Le Liban, dommage collatéral du conflit syrien

Le Liban est touché de plein fouet par la guerre en Syrie. Et la présence d'1,2 million de réfugiés syriens, soit le tiers de sa population, n'est pas le seul problème qui affecte le pays du Cèdre. Le Liban doit aussi faire face à des attaques jihadistes.

Avec notre correspondant à Beyrouth, Paul Khalifeh

Les jihadistes déploient quelque 3 000 combattants dans une zone de 500 kilomètres carrés, soit 5% de sa superficie, à la frontière libano-syrienne, à l'Est. Le groupe Etat islamique et le Front al-Nosra, la branche syrienne d'al-Qaïda se partagent le contrôle de cette région montagneuse, qui culmine à 2 700 mètres d'altitude.

Face à eux, l'armée libanaise déploie 5 000 hommes, appuyés par des blindés, l'artillerie et des hélicoptères de combat. Des centaines de combattants du Hezbollah et des groupes paramilitaires, composés essentiellement d'habitants des villages, participent aussi à la défense de la région.

Ce front est en activité permanente. Les jihadistes y mènent des attaques contre les positions de l'armée pour dégager leurs lignes de ravitaillement et tenter de prendre des localités libanaises. Depuis août 2014, l'armée a perdu une soixantaine d'hommes et des dizaines de blessés dans les combats contre les extrémistes.

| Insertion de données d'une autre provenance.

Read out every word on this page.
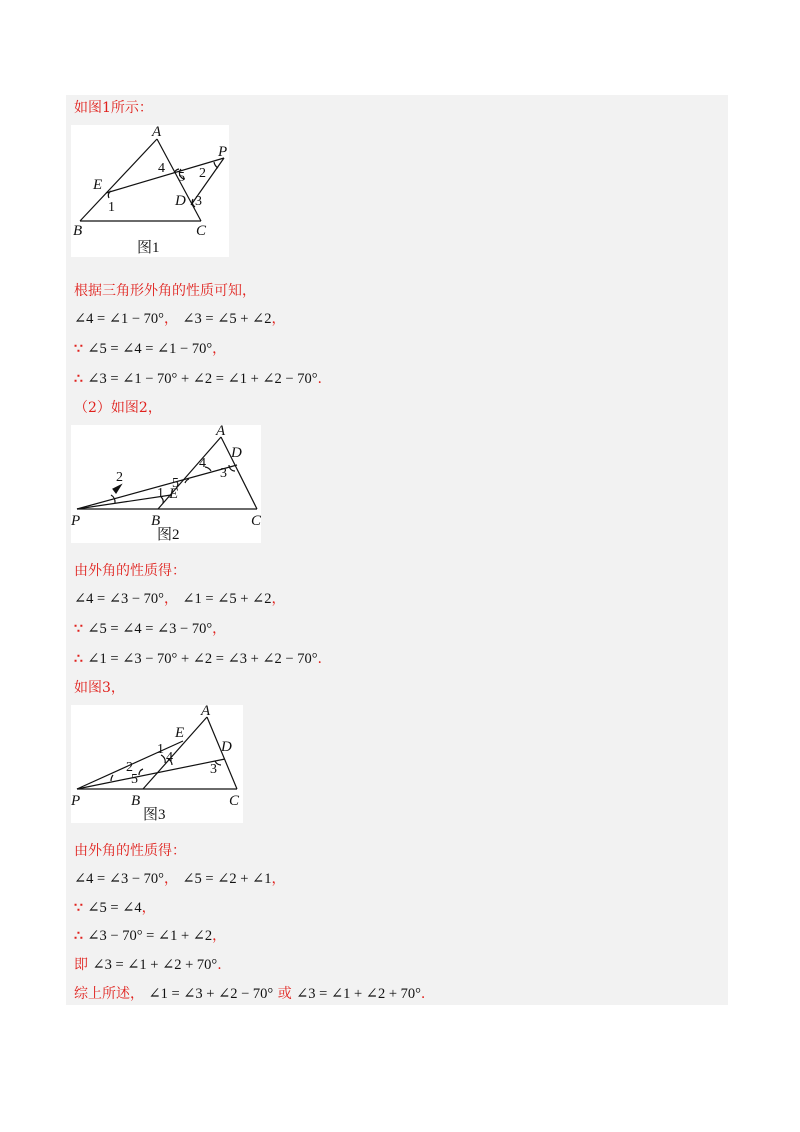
如图1所示：
A
E
P
D
B	C
4
5 2
3
1
图1
根据三角形外角的性质可知，
∠4 = ∠1 − 70°， ∠3 = ∠5 + ∠2，
∵ ∠5 = ∠4 = ∠1 − 70°，
∴ ∠3 = ∠1 − 70° + ∠2 = ∠1 + ∠2 − 70°.
（2）如图2，
A
D
E
P	B	C
2
4
5
1
3
图2
由外角的性质得：
∠4 = ∠3 − 70°， ∠1 = ∠5 + ∠2，
∵ ∠5 = ∠4 = ∠3 − 70°，
∴ ∠1 = ∠3 − 70° + ∠2 = ∠3 + ∠2 − 70°.
如图3，
A
E
D
P	B	C
1
2
4
5
3
图3
由外角的性质得：
∠4 = ∠3 − 70°， ∠5 = ∠2 + ∠1，
∵ ∠5 = ∠4，
∴ ∠3 − 70° = ∠1 + ∠2，
即 ∠3 = ∠1 + ∠2 + 70°.
综上所述， ∠1 = ∠3 + ∠2 − 70° 或 ∠3 = ∠1 + ∠2 + 70°.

Elle a reçu d'importantes quantités d'armes fournies par les Etats-Unis et attend, en avril, la mise à exécution d'un contrat de 3 milliards de dollars d'armes françaises, payées par l'Arabie saoudite.

Un poids économique

La crise syrienne a eu aussi des répercussions négatives sur l'économie libanaise. Le secteur bancaire a en effet subi les effets de la guerre dès le début de la crise. Les banques libanaises ont été les premiers établissements étrangers à s'installer en Syrie dès la libéralisation de ce secteur par Damas, en l'an 2000. Les six banques présentes en Syrie ont réduit leurs activités à cause des sanctions internationales et ont enregistré d'importantes pertes.

Ce n'est pas tout. La Syrie constitue la porte du Liban vers le monde arabe. Beyrouth était un port de débarquement de marchandises, transportées par voie terrestre vers les pays du Golfe et l'Irak. Depuis le début de la guerre, et la fermeture de cette porte, l'activité de transit a considérablement baissé.

Un flôt ininterrompu de réfugiés

Dès le début de la guerre civile, il y a quatre ans, le Liban voisin a vu arriver des vagues de réfugiés syriens. Cet afflux met à rude épreuve l'économie du pays et la cohabitation entre Libanais et réfugiés, comme en témoigne sur RFI, soeur Hanan Youssef qui dirige un dispensaire à Beyrouth qui accueille 150 réfugiés par jours : « On est passé de 200 000 réfugiés en 2011 à un million et demi depuis 2015. [C’est] comme si la France avait accueilli 18 millions en plus tout de suite. [...] On reçoit beaucoup de personnes traumatisées, c’est-à-dire des femmes qui ont été violées, des filles qui ont été violées, des enfants qui ont porté des armes. En plus, c’est un pays qui a une infrastructure très abîmée par la guerre, des hôpitaux très primaires et des écoles gouvernementales qui coulent complètement. »

Le dialogue entre Libanais et réfugiés est ainsi mis à rude épreuve, affirme la religieuse : « Les réfugiés qui viennent prennent un peu les petits travaux des Libanais, ce qui fait que le taux de chômage est beaucoup plus élevé. Et ils [les Libanais] ne perdent pas seulement leur métier, ils perdent aussi leur maison parce que les maisons sont louées à des familles syriennes. Trois, quatre familles partagent la même maison. Il y a beaucoup de conflits qui entre la population libanaise et les réfugiés syriens parce que la population libanaise est vulnérable. » Et soeur Hanan Youssef d'avertir que si la communauté internationale n'aide pas plus le Liban, le pays va littéralement « couler ».